Personal information
- Full name: Stephen George Gammon
- Date of birth: 24 September 1939 (age 85)
- Place of birth: Swansea, Wales
- Position(s): Midfielder

Senior career*
- Years: Team / Apps / (Gls)
- 1958–1965: Cardiff City / 66 / (1)
- 1965–1971: Kettering Town / 303 / (6)

Managerial career
- 1965–1971: Kettering Town

= Steve Gammon =

Welsh footballer (born 1939)

Stephen George Gammon (born 24 September 1939) is a Welsh former professional footballer. A Welsh under-23 international, Gammon's spent seven years with Cardiff City before a broken leg ended his professional career in 1965.

==Career==

Gammon was born in Swansea, but began his career at Cardiff City, after being spotted playing for Mumbles Boys Club at the age of sixteen. He was handed a professional contract on his seventeenth birthday, making his debut, alongside fellow debutant Derek Tapscott, soon after in a 4–1 victory over Grimsby Town in September 1958 and his performances earned him a call up to the Wales under-23 side. The following season he scored his first, and only, goal for Cardiff in a 4–4 draw with Stoke City and helped the club gain promotion to Division One.

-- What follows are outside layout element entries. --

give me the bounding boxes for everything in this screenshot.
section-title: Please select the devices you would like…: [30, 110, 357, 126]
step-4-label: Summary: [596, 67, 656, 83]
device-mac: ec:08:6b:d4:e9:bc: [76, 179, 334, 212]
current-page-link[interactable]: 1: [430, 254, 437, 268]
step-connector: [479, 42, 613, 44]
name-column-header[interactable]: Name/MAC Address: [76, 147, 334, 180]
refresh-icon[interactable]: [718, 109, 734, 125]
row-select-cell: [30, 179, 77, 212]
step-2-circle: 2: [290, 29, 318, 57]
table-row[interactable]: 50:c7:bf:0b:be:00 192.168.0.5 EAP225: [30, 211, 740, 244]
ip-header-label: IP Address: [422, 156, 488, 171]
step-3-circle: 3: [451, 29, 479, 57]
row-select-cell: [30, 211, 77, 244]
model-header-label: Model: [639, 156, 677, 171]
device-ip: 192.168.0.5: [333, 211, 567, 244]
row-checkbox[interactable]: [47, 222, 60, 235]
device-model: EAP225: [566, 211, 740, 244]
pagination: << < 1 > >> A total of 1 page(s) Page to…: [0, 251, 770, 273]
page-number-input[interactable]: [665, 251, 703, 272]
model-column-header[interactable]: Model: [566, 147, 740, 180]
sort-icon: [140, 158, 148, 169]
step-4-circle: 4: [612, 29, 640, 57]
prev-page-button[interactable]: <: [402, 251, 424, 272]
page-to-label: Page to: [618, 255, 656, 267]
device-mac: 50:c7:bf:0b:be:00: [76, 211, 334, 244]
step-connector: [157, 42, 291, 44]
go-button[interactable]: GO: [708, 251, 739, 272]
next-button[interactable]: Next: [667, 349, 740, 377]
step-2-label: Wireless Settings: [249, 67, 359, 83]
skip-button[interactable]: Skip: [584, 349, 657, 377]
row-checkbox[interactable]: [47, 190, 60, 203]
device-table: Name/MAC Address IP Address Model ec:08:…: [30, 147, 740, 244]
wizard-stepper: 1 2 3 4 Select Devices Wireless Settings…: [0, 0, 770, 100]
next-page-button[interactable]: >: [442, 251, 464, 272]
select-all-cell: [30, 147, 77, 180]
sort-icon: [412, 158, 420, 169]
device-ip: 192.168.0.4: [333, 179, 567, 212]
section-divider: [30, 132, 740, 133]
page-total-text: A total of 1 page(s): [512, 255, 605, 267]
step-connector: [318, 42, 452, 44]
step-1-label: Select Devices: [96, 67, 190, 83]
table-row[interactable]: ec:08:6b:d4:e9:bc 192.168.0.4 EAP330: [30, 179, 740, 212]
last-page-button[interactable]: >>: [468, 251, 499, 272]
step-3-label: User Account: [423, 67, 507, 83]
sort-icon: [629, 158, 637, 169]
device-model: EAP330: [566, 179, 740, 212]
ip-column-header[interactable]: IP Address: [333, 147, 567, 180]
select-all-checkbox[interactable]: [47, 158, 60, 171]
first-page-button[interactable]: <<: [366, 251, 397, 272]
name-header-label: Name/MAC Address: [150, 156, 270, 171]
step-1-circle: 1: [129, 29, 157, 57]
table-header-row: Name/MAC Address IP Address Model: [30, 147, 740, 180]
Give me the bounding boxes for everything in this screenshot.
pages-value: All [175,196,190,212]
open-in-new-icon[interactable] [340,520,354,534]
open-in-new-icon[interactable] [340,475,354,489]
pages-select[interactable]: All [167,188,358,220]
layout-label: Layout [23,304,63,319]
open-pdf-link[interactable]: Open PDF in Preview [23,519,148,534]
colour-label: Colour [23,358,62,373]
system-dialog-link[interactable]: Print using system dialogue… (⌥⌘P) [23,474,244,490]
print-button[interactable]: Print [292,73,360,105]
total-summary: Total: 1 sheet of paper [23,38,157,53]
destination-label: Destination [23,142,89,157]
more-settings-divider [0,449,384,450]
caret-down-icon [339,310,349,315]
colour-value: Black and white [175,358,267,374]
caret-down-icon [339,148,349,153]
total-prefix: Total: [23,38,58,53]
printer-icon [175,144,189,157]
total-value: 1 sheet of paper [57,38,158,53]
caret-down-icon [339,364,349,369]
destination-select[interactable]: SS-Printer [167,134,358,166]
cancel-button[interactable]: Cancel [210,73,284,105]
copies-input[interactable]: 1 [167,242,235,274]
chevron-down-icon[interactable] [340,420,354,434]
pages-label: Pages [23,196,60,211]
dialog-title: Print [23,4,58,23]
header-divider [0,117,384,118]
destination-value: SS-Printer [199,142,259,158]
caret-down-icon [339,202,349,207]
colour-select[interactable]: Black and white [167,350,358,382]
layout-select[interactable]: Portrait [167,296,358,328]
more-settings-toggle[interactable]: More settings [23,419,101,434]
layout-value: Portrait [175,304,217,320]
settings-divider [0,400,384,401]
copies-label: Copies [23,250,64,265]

In February 1961, he suffered a major fracture in his leg after colliding with Denis Law during a league match against Manchester City. He attempted several comebacks after the injury but broke the same leg twice in the following three seasons and subsequently dropped out of professional football, joining Southern Football League side Kettering Town where he took over as manager of the side three months after his arrival. Gammon went on to make over 300 appearances in all competitions for Kettering. He left the club in December 1971, stepping down as manager after six years at Rockingham Road, being replaced by Ron Atkinson.